Frontier sued over air cardiac death
October 23, 2001
Greg Griffin, Denver Post Business Writer
The Denver Post, Section BIZ, Edition TUE1, Page C-03

A Massachusetts woman is suing Frontier Airlines for not having a defibrillator aboard its airplane when her husband went into cardiac arrest and died in July 2000.

Brett Stone, a 28-year-old venture capitalist, had a heart attack on July 27 aboard Frontier flight 419 from Boston to Denver. Though two passengers - a physician and a medical technician - tried to save Stone, he died before the plane landed. The suit says he had no known history of heart problems.
Christine Stone, of Middlesex County, Mass., claims Frontier was negligent because most major airlines and some smaller carriers had deployed on-board defibrillators at that time. She is seeking a wrongful-death verdict and $20 million.

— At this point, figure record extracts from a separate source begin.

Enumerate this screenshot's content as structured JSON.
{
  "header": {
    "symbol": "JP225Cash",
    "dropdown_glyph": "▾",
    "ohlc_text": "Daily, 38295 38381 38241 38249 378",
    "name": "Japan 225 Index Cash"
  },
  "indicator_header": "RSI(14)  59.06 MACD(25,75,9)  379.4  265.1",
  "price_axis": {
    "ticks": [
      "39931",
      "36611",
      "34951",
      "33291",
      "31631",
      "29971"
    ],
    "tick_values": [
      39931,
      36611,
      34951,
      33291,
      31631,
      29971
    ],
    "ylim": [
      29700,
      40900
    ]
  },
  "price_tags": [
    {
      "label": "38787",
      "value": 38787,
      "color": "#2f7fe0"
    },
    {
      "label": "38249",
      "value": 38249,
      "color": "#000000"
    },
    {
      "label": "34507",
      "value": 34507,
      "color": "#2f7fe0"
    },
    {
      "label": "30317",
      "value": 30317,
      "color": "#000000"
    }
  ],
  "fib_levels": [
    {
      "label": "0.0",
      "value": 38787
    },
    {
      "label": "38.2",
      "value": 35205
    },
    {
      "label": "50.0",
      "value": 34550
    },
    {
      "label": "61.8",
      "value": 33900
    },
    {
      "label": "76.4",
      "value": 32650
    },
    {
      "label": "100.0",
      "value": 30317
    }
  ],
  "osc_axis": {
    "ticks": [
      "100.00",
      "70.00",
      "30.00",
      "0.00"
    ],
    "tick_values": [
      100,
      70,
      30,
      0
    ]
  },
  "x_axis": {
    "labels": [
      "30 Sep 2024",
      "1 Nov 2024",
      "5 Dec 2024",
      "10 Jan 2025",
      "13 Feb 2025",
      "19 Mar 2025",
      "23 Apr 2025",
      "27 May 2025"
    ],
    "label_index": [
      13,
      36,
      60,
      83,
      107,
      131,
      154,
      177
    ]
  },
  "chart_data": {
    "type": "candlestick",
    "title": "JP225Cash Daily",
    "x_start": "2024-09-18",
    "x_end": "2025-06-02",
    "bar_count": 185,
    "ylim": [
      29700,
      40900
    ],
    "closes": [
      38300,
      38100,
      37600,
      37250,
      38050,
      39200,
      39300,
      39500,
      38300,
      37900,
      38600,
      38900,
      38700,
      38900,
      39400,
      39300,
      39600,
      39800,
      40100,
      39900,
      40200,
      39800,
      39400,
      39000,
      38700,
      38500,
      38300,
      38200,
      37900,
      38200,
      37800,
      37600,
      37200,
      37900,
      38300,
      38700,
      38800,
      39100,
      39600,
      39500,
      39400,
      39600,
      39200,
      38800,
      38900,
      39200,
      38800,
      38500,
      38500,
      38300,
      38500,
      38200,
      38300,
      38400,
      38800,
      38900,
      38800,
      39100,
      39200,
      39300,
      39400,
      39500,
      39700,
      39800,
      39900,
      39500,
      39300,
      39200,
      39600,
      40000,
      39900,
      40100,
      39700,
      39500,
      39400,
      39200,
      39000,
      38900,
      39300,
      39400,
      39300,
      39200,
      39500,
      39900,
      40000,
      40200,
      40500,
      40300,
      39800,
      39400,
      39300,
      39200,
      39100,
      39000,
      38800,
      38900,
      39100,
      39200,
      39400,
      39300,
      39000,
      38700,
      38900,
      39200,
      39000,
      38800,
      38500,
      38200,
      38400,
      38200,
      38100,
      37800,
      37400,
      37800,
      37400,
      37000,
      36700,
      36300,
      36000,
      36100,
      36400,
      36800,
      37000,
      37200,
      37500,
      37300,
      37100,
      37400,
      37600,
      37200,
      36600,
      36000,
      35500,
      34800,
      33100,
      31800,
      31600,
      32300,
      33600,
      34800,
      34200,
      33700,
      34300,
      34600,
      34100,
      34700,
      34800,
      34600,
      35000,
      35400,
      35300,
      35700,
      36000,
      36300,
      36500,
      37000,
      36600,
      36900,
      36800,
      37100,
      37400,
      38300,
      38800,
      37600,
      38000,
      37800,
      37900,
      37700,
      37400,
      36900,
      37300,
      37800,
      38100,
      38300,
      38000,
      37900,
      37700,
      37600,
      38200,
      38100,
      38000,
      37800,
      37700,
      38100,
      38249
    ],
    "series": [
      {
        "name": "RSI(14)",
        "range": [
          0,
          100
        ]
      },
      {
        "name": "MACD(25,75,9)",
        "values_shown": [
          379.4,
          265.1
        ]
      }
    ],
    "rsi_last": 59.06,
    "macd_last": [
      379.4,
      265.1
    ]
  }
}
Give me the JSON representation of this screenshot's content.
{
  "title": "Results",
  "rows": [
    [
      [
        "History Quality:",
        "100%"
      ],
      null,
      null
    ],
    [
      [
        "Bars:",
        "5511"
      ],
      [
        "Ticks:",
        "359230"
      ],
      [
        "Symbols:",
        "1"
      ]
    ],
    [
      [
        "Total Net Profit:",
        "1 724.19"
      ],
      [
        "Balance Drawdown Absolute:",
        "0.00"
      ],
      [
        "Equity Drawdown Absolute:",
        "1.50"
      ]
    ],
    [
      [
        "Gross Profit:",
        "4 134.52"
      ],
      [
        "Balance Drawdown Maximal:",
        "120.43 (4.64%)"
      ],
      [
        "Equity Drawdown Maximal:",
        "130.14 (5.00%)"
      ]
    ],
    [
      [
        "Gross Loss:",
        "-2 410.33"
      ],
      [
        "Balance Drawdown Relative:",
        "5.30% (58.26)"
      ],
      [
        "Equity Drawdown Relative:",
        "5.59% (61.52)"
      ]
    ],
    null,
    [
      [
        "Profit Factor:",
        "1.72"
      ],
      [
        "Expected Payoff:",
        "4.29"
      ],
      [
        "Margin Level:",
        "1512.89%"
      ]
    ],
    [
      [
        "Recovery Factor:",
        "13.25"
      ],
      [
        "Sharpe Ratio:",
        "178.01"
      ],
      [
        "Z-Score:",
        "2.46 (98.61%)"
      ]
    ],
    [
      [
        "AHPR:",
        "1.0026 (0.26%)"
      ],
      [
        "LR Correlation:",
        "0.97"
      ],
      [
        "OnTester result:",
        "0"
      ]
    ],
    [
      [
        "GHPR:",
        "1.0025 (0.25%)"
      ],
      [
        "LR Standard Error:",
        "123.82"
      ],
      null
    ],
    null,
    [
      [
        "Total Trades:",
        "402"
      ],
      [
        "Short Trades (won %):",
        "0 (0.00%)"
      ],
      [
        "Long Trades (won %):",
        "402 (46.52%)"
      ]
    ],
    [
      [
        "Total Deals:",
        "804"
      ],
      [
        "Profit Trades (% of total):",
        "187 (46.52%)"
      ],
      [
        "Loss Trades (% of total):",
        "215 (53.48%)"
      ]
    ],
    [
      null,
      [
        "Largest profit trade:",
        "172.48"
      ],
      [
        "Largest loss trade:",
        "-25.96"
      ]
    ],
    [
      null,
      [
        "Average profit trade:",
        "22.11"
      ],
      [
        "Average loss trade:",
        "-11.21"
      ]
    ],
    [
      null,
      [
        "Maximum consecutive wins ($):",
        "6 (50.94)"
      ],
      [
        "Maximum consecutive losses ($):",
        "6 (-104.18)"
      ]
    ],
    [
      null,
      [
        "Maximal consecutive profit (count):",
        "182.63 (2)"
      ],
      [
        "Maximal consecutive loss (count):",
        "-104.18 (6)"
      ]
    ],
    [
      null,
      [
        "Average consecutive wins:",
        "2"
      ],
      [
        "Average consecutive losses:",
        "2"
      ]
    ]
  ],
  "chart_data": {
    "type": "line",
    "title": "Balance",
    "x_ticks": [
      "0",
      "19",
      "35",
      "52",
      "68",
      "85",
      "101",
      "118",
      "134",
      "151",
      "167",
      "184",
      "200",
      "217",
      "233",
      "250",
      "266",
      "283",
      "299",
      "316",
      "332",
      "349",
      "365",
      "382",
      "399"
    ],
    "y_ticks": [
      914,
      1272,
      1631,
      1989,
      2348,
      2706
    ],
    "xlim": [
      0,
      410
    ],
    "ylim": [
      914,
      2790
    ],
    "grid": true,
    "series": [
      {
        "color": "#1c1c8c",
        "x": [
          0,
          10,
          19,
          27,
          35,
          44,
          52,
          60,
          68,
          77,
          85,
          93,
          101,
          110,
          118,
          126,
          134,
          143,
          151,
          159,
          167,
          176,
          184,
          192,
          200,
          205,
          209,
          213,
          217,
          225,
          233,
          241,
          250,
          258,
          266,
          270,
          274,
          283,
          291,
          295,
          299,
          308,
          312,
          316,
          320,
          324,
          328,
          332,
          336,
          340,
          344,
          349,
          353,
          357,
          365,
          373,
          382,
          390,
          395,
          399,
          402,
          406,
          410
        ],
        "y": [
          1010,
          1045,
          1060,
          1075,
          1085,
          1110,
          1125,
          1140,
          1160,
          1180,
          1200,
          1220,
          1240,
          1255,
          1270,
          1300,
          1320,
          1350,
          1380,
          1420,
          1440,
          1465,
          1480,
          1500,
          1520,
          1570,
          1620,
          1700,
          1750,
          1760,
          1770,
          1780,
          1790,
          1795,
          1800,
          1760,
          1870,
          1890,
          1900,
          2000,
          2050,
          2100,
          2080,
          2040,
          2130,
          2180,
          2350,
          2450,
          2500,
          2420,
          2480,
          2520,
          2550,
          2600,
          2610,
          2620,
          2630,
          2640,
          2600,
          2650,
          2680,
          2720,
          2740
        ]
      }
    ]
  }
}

"Had the emergency medical kit on Flight 419 been equipped with an AED (automatic external defibrillator), the physician, the medical technician or a trained flight attendant would have saved Mr. Stone's life," Christine Stone claims in the suit, filed Friday in U.S. District Court in Massachusetts.
A spokeswoman for Frontier said Monday she could not comment on the litigation. At the time of Brett Stone's death, airlines were not required to have the devices on board.

Frontier equipped all of its planes with defibrillators in January, and the Federal Aviation Administration required all airlines to install them within three years.

Stone claims, however, that due to widespread media coverage, Frontier was well aware of the benefits of onboard defibrillators in July 2000 but was too cheap to buy them. United Airlines, its main competitor in Denver, finished installing defibrillators aboard all its aircraft earlier this year.
Defibrillators are used during heart attacks to provide electrical shocks that stimulate the heart to resume normal beating. The automated external defibrillator used by airlines is the size of a small tote bag and costs about $3,500; it can be operated with minimal training.
It is considered one of the best ways to handle the most common type of heart-stopping arrhythmia: ventricular fibrillation. But if the defibrillator isn't used within about 10 minutes of the ventricular fibrillation, death is likely.

American Airlines, the first U.S. carrier to begin installing defibrillators in the mid-1990s, said earlier this year that the devices had saved 12 passengers aboard its planes.